O'Keeffe starred in Ator 2 instead. D'Amato commented that "Ator 2 was made in great haste and almost without a script," and includes footage from the first Ator film in the form of flashbacks. D'Amato said they made it to take advantage of a contract they had with Miles O'Keeffe.

==Release==
===Italy===
According to Kinnard & Crnkovich, the film was released in Italy on December 16, 1982, while Michele Giordano states that filming only began in early 1983. (Giordano and Poppi both maintain that the film was never theatrically released in Italy.) On VHS, it was released by Eureka Video as Ator l'invincibile, which is actually the cinematic title of the previous Ator.

===United States===
Ator 2 was released in the United States as The Blade Master on February 15, 1984, with a 92-minute running time.
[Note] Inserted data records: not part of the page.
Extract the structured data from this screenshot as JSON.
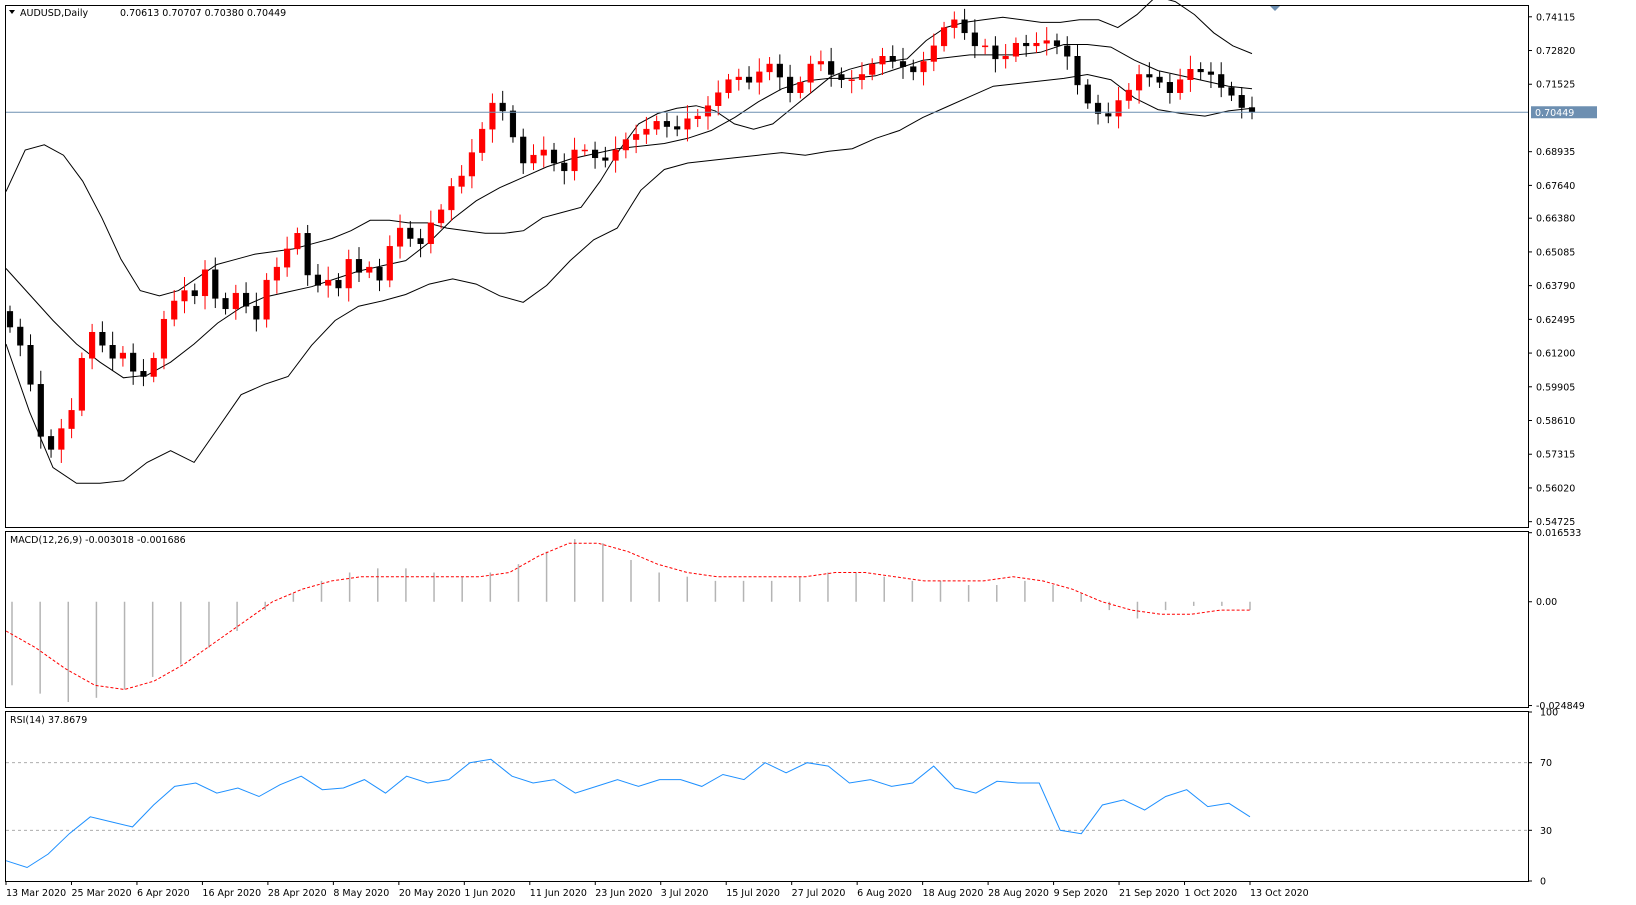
{
  "window": {
    "symbol": "AUDUSD",
    "timeframe": "Daily",
    "title": "AUDUSD,Daily",
    "ohlc_label": "0.70613 0.70707 0.70380 0.70449"
  },
  "colors": {
    "bull_candle": "#ff0000",
    "bear_candle": "#000000",
    "bollinger": "#000000",
    "price_line": "#6d8fb1",
    "price_tag_bg": "#6d8fb1",
    "macd_hist": "#b4b4b4",
    "macd_signal": "#ff0000",
    "rsi": "#1e90ff",
    "level_lines": "#a0a0a0"
  },
  "chart_data": [
    {
      "type": "candlestick",
      "name": "price",
      "title": "AUDUSD,Daily",
      "y_ticks": [
        "0.74115",
        "0.72820",
        "0.71525",
        "0.70449",
        "0.68935",
        "0.67640",
        "0.66380",
        "0.65085",
        "0.63790",
        "0.62495",
        "0.61200",
        "0.59905",
        "0.58610",
        "0.57315",
        "0.56020",
        "0.54725"
      ],
      "current_price": "0.70449",
      "ylim": [
        0.5452,
        0.7453
      ],
      "overlays": [
        "Bollinger Bands (upper, middle, lower)"
      ],
      "x_ticks": [
        "13 Mar 2020",
        "25 Mar 2020",
        "6 Apr 2020",
        "16 Apr 2020",
        "28 Apr 2020",
        "8 May 2020",
        "20 May 2020",
        "1 Jun 2020",
        "11 Jun 2020",
        "23 Jun 2020",
        "3 Jul 2020",
        "15 Jul 2020",
        "27 Jul 2020",
        "6 Aug 2020",
        "18 Aug 2020",
        "28 Aug 2020",
        "9 Sep 2020",
        "21 Sep 2020",
        "1 Oct 2020",
        "13 Oct 2020"
      ],
      "close": [
        0.622,
        0.615,
        0.6,
        0.58,
        0.575,
        0.583,
        0.59,
        0.61,
        0.62,
        0.615,
        0.61,
        0.612,
        0.605,
        0.603,
        0.61,
        0.625,
        0.632,
        0.636,
        0.634,
        0.644,
        0.633,
        0.629,
        0.635,
        0.63,
        0.625,
        0.64,
        0.645,
        0.652,
        0.658,
        0.642,
        0.638,
        0.64,
        0.637,
        0.648,
        0.643,
        0.645,
        0.64,
        0.653,
        0.66,
        0.656,
        0.654,
        0.662,
        0.667,
        0.676,
        0.68,
        0.689,
        0.698,
        0.708,
        0.705,
        0.695,
        0.685,
        0.688,
        0.69,
        0.685,
        0.682,
        0.69,
        0.69,
        0.687,
        0.686,
        0.69,
        0.694,
        0.696,
        0.698,
        0.701,
        0.699,
        0.698,
        0.702,
        0.703,
        0.707,
        0.712,
        0.717,
        0.718,
        0.716,
        0.72,
        0.723,
        0.718,
        0.712,
        0.716,
        0.723,
        0.724,
        0.719,
        0.717,
        0.717,
        0.719,
        0.723,
        0.726,
        0.724,
        0.722,
        0.72,
        0.724,
        0.73,
        0.737,
        0.74,
        0.735,
        0.73,
        0.73,
        0.725,
        0.726,
        0.731,
        0.73,
        0.731,
        0.732,
        0.73,
        0.726,
        0.715,
        0.708,
        0.704,
        0.703,
        0.709,
        0.713,
        0.719,
        0.718,
        0.716,
        0.712,
        0.717,
        0.721,
        0.72,
        0.719,
        0.714,
        0.711,
        0.7063,
        0.7045
      ],
      "bollinger_upper": [
        0.674,
        0.69,
        0.692,
        0.688,
        0.678,
        0.664,
        0.648,
        0.636,
        0.634,
        0.636,
        0.641,
        0.646,
        0.648,
        0.65,
        0.651,
        0.652,
        0.654,
        0.656,
        0.659,
        0.663,
        0.663,
        0.662,
        0.662,
        0.66,
        0.659,
        0.658,
        0.658,
        0.659,
        0.664,
        0.666,
        0.668,
        0.678,
        0.69,
        0.7,
        0.704,
        0.706,
        0.707,
        0.705,
        0.7,
        0.698,
        0.7,
        0.706,
        0.712,
        0.718,
        0.721,
        0.723,
        0.724,
        0.725,
        0.732,
        0.737,
        0.739,
        0.74,
        0.741,
        0.74,
        0.739,
        0.739,
        0.74,
        0.74,
        0.737,
        0.742,
        0.749,
        0.747,
        0.742,
        0.735,
        0.73,
        0.727
      ],
      "bollinger_middle": [
        0.6445,
        0.6345,
        0.6245,
        0.6155,
        0.6085,
        0.6025,
        0.6035,
        0.6085,
        0.6155,
        0.6235,
        0.6295,
        0.6335,
        0.6355,
        0.6375,
        0.6405,
        0.6435,
        0.6455,
        0.6475,
        0.6545,
        0.6635,
        0.6705,
        0.6755,
        0.6795,
        0.6835,
        0.6865,
        0.6885,
        0.6905,
        0.6915,
        0.6925,
        0.6945,
        0.6975,
        0.7025,
        0.7085,
        0.7135,
        0.7165,
        0.7175,
        0.7175,
        0.7185,
        0.7215,
        0.7245,
        0.7255,
        0.7265,
        0.7265,
        0.7265,
        0.7275,
        0.7305,
        0.7305,
        0.7295,
        0.7245,
        0.7205,
        0.7185,
        0.7165,
        0.7145,
        0.7135
      ],
      "bollinger_lower": [
        0.6155,
        0.5895,
        0.568,
        0.562,
        0.562,
        0.563,
        0.57,
        0.5745,
        0.57,
        0.583,
        0.596,
        0.6,
        0.603,
        0.615,
        0.6245,
        0.63,
        0.632,
        0.6345,
        0.6385,
        0.6405,
        0.6385,
        0.634,
        0.6315,
        0.638,
        0.6475,
        0.6555,
        0.66,
        0.6745,
        0.6825,
        0.685,
        0.686,
        0.687,
        0.688,
        0.689,
        0.688,
        0.6895,
        0.6905,
        0.6945,
        0.6975,
        0.7025,
        0.7065,
        0.7105,
        0.7145,
        0.7155,
        0.7165,
        0.7175,
        0.719,
        0.717,
        0.71,
        0.7055,
        0.704,
        0.703,
        0.705,
        0.706
      ]
    },
    {
      "type": "bar+line",
      "name": "MACD",
      "label": "MACD(12,26,9) -0.003018 -0.001686",
      "y_ticks": [
        "0.016533",
        "0.00",
        "-0.024849"
      ],
      "ylim": [
        -0.0252,
        0.0167
      ],
      "histogram": [
        -0.02,
        -0.022,
        -0.024,
        -0.023,
        -0.021,
        -0.018,
        -0.015,
        -0.011,
        -0.007,
        -0.002,
        0.002,
        0.005,
        0.007,
        0.008,
        0.008,
        0.007,
        0.006,
        0.007,
        0.009,
        0.012,
        0.015,
        0.014,
        0.01,
        0.007,
        0.006,
        0.005,
        0.005,
        0.005,
        0.006,
        0.007,
        0.007,
        0.006,
        0.005,
        0.005,
        0.004,
        0.004,
        0.005,
        0.004,
        0.002,
        -0.002,
        -0.004,
        -0.002,
        -0.001,
        -0.001,
        -0.002
      ],
      "signal": [
        -0.007,
        -0.011,
        -0.016,
        -0.02,
        -0.021,
        -0.019,
        -0.015,
        -0.01,
        -0.005,
        0.0,
        0.003,
        0.005,
        0.006,
        0.006,
        0.006,
        0.006,
        0.006,
        0.007,
        0.011,
        0.014,
        0.014,
        0.012,
        0.009,
        0.007,
        0.006,
        0.006,
        0.006,
        0.006,
        0.007,
        0.007,
        0.006,
        0.005,
        0.005,
        0.005,
        0.006,
        0.005,
        0.003,
        0.0,
        -0.002,
        -0.003,
        -0.003,
        -0.002,
        -0.002
      ]
    },
    {
      "type": "line",
      "name": "RSI",
      "label": "RSI(14) 37.8679",
      "y_ticks": [
        "100",
        "70",
        "30",
        "0"
      ],
      "levels": [
        70,
        30
      ],
      "ylim": [
        0,
        100
      ],
      "values": [
        12,
        8,
        16,
        28,
        38,
        35,
        32,
        45,
        56,
        58,
        52,
        55,
        50,
        57,
        62,
        54,
        55,
        60,
        52,
        62,
        58,
        60,
        70,
        72,
        62,
        58,
        60,
        52,
        56,
        60,
        56,
        60,
        60,
        56,
        63,
        60,
        70,
        64,
        70,
        68,
        58,
        60,
        56,
        58,
        68,
        55,
        52,
        59,
        58,
        58,
        30,
        28,
        45,
        48,
        42,
        50,
        54,
        44,
        46,
        38
      ]
    }
  ]
}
The film was shown on American television under the title Cave Dwellers, a version of the film that included footage from the film Taur the Mighty in the opening credits.

===Other countries===
The film has also been released under the titles Ator the Invincible (United Kingdom), Ator II - Der Unbesiegbare (Germany), and both Ator, el invencible and Ator 2, el invencible (Spain).

==Reception and legacy==
Total Film included Ator 2 – L'invincibile Orion in their list of the 66 worst films of all time.

In its Cave Dwellers TV version (sold by Film Ventures International), the film was parodied as the third season premiere of Mystery Science Theater 3000.